Я иду к себе в кабинет. Он выглядит так же, как вчера, когда я ушла из него. Снаружи, за окном, солнце заливает благостной позолотой стекло и камень. Но внутри меня…

Я сажусь, так и не сняв своего шерстяного пальто. Мой стул не скрипит. Стандартное промышленное изделие. Как и все остальное в этой комнате. Уперев локти в стол, я надавливаю на глаза основаниями ладоней.

Одна из самых странных вещей в христианстве — это Библия. Там столько всего накручено. Например, в одном месте написано что-то вроде «если глаз твой обратился к греху, вырви его, если рука твоя тянется к греху, отруби ее». Цитата неточная. Запомнить точно у меня не получается. Из-за этого я так и не смогла получить золотую звезду в воскресной школе.

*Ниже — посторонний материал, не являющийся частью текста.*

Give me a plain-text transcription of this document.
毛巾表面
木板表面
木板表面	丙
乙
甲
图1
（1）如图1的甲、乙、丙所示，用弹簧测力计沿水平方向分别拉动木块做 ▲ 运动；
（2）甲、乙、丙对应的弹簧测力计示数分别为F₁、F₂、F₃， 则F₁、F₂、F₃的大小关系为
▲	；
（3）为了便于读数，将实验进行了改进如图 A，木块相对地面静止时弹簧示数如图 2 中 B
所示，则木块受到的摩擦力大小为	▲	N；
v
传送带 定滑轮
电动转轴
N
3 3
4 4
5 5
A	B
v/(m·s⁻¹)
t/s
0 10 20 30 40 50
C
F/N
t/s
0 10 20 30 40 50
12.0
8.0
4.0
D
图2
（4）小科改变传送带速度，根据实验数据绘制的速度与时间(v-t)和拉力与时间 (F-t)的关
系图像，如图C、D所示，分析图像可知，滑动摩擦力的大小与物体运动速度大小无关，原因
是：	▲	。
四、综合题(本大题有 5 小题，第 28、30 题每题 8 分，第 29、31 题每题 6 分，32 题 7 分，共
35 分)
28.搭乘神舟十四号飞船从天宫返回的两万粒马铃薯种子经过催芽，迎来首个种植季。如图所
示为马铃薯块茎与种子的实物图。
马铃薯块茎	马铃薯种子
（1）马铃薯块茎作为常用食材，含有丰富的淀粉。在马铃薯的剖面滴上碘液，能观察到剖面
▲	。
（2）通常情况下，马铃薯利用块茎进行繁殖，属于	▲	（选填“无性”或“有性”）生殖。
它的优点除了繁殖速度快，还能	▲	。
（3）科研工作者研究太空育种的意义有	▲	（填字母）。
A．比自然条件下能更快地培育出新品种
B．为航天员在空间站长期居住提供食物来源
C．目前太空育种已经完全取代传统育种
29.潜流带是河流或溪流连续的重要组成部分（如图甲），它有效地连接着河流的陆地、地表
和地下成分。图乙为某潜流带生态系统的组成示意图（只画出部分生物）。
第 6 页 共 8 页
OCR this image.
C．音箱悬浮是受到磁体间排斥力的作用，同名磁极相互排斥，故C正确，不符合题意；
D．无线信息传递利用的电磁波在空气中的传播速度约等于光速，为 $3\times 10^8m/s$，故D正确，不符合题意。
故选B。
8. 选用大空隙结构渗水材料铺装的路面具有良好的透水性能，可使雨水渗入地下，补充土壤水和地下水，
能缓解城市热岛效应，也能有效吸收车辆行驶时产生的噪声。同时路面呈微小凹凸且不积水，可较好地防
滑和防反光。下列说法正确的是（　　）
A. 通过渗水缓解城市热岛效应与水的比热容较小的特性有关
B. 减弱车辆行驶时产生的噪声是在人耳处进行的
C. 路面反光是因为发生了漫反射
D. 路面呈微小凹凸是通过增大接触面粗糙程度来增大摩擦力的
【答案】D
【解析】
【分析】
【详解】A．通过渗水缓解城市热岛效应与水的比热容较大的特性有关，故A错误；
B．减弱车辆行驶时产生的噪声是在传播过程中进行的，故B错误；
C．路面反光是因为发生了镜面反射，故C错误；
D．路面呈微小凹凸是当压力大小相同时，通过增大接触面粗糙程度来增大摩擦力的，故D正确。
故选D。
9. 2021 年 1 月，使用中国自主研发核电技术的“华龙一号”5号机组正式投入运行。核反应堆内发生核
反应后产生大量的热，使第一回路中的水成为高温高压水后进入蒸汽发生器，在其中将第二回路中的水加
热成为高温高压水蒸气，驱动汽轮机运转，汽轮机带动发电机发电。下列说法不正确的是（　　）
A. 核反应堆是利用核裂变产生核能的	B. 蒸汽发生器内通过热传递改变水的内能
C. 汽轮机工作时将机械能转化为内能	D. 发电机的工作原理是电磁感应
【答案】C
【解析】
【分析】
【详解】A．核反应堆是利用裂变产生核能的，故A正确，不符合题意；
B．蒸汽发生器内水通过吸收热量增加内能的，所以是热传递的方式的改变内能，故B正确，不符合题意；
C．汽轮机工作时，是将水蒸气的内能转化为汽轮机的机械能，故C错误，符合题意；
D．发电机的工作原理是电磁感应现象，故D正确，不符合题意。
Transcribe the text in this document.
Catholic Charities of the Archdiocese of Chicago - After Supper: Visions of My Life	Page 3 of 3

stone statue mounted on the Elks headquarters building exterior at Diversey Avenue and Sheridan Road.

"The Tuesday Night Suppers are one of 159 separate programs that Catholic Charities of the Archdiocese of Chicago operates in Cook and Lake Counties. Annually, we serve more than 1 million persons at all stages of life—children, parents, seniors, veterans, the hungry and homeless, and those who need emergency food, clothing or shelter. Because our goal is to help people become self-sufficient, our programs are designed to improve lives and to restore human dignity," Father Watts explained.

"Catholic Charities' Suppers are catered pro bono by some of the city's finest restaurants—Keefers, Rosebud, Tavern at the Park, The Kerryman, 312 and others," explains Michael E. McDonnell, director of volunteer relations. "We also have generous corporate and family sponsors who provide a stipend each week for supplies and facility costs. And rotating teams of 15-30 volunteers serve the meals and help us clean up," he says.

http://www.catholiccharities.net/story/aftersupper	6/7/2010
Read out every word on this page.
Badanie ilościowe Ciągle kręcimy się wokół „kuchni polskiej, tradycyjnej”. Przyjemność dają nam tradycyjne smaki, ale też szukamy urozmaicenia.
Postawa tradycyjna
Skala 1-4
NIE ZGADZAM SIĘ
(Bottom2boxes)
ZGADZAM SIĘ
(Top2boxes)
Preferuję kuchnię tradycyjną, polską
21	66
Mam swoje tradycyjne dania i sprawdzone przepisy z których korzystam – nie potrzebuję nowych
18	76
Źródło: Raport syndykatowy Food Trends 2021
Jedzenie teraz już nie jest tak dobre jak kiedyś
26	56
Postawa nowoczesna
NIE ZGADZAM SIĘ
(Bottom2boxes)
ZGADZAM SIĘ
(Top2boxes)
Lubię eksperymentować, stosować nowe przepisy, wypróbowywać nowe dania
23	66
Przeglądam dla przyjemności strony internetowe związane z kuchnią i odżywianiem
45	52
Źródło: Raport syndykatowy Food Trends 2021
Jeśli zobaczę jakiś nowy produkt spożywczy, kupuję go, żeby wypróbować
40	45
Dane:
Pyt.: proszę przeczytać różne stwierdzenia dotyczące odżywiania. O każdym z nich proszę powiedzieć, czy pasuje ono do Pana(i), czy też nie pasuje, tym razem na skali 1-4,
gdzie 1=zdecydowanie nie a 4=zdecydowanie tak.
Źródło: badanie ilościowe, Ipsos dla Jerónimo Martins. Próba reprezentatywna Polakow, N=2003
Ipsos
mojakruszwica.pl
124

…Я ушла и отрезала часть себя. Сиамские близнецы разъединены. Они стали Близнецом и Близняшкой. Остается только посмотреть, смогу ли я дышать, думать, смогу ли выжить, став половиной человека.

Нет, это оговорка по Фрейду. Я же целый человек. И Джонз — целый человек. И теперь мы будем жить как отдельные друг от друга люди. Можно даже считать, что я оказала ему услугу. Он меня не любит. По крайней мере, так, как он думает. Он думает, что любит меня, просто потому, что привык, что я всегда рядом. А теперь он сможет пойти и найти себе кого-то другого. Кого-нибудь вроде…

— Эй!

…Дженет.

Нет, не вроде Дженет. Просто Дженет вошла ко мне в кабинет.

— Эй, — говорит она, — что такое с Джоной? Он выглядит… плохо.

— Да ничего такого, — отвечаю я сквозь ладони.

— Вы что, поругались?

— Нет.

Она садится. Я слышу, как стандартное промышленное изделие прогибается под ее весом. Слышу поскрипывание кожаной обивки, о которую трется ее «пушка». Возможно, вы поняли, что мое нежелание говорить говорит само за себя. Но только не Дженет.

— Ты что, порвала с ним? — спрашивает она.

Я вздыхаю и отнимаю руки от глаз.

— Нам нечего было рвать, — говорю я.

— Вы не… — она замолкает. — Вы что, так и не были вместе, так сказать?

— Мы не «вместе», — я в первый раз говорю это вслух. — Мы просто друзья. — Слово «друзья» причиняет боль. Друзья не делают друг другу больно…

— О! — Она грызет ноготь указательного пальца на правой руке. — Так, значит, мне можно пригласить его пообедать… или еще что-нибудь?

Джона и Дженет? Два «Дж»? Потрясающее совпадение! Мне хочется перегнуться через стол и удавить Дженет. Убить ее сейчас, не дав ей шанса связать себя с Джоной и высосать из него жизнь.

Сука.

— Конечно, — отвечаю я, беря карандаш, чтобы занять руки. — Возможно, он согласится.

— А как тебе эти сережки? — Она качает головой из стороны в сторону, заставляя крошечных коровок из жести прыгать через желтые лунные серпы.

Заставляя мой желудок перевернуться и замереть.

— Симпатичные, — говорю я. Опускаю глаза и вижу, что от моего карандаша остались две половинки. По одной в каждой руке.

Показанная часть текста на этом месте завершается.